Bridging Taxonomic Semantics to Accurate Hierarchical Classification
Lei Tang (Arizona State University, USA), Huan Liu (Arizona State University, USA) and Jiangping Zhang (The MITRE Corporation, USA)
Copyright: © 2009
The unregulated and open nature of the Internet and the explosive growth of the Web create a pressing need to provide various services for content categorization. The hierarchical classification attempts to achieve both accurate classification and increased comprehensibility. It has also been shown in literature that hierarchical models outperform flat models in training efficiency, classification efficiency, and classification accuracy (Koller & Sahami, 1997; McCallum, Rosenfeld, Mitchell & Ng, 1998; Ruiz & Srinivasan ,1999; Dumais & Chen, 2000; Yang, Zhang & Kisiel, 2003; Cai & Hofmann, 2004; Liu, Yang, Wan, Zeng, Cheng & Ma, 2005).
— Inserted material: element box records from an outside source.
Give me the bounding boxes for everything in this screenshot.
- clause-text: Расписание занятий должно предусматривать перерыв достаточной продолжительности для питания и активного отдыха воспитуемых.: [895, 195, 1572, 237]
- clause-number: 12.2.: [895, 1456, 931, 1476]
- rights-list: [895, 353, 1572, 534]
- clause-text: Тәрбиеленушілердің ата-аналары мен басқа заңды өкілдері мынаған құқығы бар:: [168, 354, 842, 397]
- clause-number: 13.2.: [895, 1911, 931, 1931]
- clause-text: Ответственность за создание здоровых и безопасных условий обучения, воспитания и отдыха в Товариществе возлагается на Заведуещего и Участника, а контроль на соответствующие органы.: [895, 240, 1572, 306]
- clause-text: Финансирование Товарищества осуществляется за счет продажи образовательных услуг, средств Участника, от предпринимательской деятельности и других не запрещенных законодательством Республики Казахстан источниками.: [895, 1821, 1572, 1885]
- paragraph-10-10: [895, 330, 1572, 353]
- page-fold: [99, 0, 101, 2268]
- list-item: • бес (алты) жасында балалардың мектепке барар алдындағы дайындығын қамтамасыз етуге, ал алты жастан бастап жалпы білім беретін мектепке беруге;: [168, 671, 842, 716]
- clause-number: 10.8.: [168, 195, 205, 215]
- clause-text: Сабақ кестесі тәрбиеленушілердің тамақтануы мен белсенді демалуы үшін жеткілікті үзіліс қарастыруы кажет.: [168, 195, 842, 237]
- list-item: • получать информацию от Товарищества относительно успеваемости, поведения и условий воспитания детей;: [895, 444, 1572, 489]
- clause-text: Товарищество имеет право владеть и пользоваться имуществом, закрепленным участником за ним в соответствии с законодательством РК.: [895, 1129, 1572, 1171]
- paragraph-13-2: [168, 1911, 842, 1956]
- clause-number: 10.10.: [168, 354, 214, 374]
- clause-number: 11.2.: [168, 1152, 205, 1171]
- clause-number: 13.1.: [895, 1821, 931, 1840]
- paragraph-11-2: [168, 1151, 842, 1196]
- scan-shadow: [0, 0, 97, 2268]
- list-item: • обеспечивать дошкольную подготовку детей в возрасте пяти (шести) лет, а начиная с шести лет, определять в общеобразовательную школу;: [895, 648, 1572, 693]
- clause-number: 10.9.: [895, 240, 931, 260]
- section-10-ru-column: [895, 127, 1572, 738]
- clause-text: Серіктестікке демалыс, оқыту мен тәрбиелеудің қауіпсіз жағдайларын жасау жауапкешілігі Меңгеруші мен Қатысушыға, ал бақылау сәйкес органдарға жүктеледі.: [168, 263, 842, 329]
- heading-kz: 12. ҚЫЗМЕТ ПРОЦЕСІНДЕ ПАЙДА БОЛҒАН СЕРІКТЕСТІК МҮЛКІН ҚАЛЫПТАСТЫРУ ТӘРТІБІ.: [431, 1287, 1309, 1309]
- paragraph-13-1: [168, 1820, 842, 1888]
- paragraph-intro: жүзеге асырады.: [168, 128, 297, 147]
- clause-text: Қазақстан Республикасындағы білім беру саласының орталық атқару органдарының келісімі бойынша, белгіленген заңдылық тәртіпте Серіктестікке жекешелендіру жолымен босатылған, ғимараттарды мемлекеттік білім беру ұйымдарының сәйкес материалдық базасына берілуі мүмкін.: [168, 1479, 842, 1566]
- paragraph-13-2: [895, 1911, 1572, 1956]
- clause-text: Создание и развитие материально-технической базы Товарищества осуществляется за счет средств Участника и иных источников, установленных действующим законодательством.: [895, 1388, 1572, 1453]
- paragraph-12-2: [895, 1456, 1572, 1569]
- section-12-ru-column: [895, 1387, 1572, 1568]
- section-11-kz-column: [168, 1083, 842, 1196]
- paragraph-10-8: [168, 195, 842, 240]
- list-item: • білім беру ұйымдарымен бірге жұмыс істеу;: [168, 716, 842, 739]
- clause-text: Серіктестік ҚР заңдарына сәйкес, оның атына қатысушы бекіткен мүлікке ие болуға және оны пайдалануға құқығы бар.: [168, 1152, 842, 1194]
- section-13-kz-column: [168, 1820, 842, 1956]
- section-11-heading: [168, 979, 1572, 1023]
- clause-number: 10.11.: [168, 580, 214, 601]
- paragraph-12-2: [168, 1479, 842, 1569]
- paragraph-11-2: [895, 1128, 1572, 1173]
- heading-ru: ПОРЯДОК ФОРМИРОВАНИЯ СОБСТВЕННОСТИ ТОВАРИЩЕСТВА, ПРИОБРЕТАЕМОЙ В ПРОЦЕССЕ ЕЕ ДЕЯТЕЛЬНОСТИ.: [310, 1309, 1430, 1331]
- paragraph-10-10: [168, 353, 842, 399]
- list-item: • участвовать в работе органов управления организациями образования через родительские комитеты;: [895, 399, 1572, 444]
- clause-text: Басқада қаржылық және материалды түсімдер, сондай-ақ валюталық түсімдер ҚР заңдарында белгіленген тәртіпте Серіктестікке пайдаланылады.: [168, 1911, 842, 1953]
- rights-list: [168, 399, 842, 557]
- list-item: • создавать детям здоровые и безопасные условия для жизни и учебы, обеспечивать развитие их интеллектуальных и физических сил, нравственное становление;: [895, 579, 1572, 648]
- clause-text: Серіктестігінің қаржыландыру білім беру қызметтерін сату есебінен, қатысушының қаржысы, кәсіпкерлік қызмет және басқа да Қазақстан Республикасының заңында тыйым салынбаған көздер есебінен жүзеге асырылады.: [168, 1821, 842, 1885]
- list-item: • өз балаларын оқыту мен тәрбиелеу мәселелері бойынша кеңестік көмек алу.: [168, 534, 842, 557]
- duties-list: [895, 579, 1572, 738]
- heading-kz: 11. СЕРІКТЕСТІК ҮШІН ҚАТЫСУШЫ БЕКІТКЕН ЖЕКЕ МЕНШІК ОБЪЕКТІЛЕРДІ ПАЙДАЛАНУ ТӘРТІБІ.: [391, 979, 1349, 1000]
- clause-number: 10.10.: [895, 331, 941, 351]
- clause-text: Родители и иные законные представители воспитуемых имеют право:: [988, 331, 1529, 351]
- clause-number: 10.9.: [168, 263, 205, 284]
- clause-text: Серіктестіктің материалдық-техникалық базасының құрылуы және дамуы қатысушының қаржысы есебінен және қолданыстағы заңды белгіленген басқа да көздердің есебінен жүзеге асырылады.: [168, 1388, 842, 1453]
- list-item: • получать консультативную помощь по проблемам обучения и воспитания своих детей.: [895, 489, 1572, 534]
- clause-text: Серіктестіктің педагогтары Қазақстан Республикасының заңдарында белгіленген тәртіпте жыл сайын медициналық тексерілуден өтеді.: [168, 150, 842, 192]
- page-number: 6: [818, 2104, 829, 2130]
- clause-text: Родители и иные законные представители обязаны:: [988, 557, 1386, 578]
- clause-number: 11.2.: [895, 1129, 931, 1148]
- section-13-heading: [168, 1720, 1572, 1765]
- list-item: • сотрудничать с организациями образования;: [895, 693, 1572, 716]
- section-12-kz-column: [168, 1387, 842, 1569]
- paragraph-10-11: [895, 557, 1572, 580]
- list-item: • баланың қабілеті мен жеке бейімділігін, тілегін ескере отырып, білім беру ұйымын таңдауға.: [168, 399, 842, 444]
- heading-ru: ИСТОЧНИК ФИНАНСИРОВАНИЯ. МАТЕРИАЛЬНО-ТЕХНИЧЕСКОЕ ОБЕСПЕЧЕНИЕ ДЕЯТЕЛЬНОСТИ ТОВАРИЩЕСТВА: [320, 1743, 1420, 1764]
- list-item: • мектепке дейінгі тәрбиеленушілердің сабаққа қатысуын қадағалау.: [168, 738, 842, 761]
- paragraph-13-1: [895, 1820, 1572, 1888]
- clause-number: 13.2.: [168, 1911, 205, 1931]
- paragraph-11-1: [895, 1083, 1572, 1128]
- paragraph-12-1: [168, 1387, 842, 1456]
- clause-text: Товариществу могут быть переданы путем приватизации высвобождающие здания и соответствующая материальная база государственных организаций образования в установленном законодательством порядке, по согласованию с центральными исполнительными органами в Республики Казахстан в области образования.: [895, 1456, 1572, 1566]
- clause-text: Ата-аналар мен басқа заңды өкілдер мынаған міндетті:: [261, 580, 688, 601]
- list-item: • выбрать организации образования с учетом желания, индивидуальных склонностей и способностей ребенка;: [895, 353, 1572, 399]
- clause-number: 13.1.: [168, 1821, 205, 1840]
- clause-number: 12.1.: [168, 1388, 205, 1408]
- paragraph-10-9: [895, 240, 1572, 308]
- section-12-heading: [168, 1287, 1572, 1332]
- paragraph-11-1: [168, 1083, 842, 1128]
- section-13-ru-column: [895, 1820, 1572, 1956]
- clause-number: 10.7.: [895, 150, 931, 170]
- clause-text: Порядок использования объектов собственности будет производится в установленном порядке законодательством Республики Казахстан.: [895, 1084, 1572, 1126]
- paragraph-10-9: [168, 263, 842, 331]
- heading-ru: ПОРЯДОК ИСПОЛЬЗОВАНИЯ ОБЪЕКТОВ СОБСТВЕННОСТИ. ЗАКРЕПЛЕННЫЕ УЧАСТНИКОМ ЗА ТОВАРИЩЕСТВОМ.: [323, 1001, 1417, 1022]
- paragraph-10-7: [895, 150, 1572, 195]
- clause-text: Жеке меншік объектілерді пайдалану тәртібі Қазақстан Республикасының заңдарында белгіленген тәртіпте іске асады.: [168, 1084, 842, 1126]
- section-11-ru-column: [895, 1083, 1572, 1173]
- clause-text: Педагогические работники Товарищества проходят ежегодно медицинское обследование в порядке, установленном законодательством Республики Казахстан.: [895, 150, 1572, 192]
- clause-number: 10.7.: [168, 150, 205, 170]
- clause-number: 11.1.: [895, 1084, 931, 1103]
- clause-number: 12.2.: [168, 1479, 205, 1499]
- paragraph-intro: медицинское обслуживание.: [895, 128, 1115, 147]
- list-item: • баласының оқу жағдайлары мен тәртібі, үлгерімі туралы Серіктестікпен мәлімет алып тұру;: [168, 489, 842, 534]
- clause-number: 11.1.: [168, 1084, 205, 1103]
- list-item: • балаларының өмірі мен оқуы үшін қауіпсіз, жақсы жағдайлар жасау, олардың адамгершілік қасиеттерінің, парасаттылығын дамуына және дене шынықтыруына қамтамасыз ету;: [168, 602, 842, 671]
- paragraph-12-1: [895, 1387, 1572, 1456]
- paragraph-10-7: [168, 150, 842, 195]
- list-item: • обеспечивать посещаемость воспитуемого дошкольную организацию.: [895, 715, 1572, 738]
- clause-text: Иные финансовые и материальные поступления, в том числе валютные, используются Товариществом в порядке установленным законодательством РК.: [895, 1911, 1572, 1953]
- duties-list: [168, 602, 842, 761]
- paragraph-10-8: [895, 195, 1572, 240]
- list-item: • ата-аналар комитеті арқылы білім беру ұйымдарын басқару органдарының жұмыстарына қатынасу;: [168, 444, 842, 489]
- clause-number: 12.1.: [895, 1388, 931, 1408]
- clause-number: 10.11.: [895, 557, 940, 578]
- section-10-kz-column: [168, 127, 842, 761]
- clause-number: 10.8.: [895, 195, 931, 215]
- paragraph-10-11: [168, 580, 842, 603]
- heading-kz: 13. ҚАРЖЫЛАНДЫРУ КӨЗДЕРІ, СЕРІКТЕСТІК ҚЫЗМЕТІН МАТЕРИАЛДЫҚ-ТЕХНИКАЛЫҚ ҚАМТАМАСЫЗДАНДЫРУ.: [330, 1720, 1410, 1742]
However, the quality of the taxonomy attracted little attention in past works. Actually, different taxonomies can result in differences in classification. So the quality of the taxonomy should be considered for real-world classifications. Even a semantically sound taxonomy does not necessarily lead to the intended classification performance (Tang, Zhang & Liu 2006). Therefore, it is desirable to construct or modify a hierarchy to better suit the hierarchical content classification task.
In practice, semantics based taxonomies are always exploited for hierarchical classification. As the taxonomic semantics might not be compatible with specific data and applications and can be ambiguous in certain cases, the semantic taxonomy might lead hierarchical classifications astray. There are mainly two directions to obtain a taxonomy from which a good hierarchical model can be derived: taxonomy generation via clustering or taxonomy adaptation via classification learning.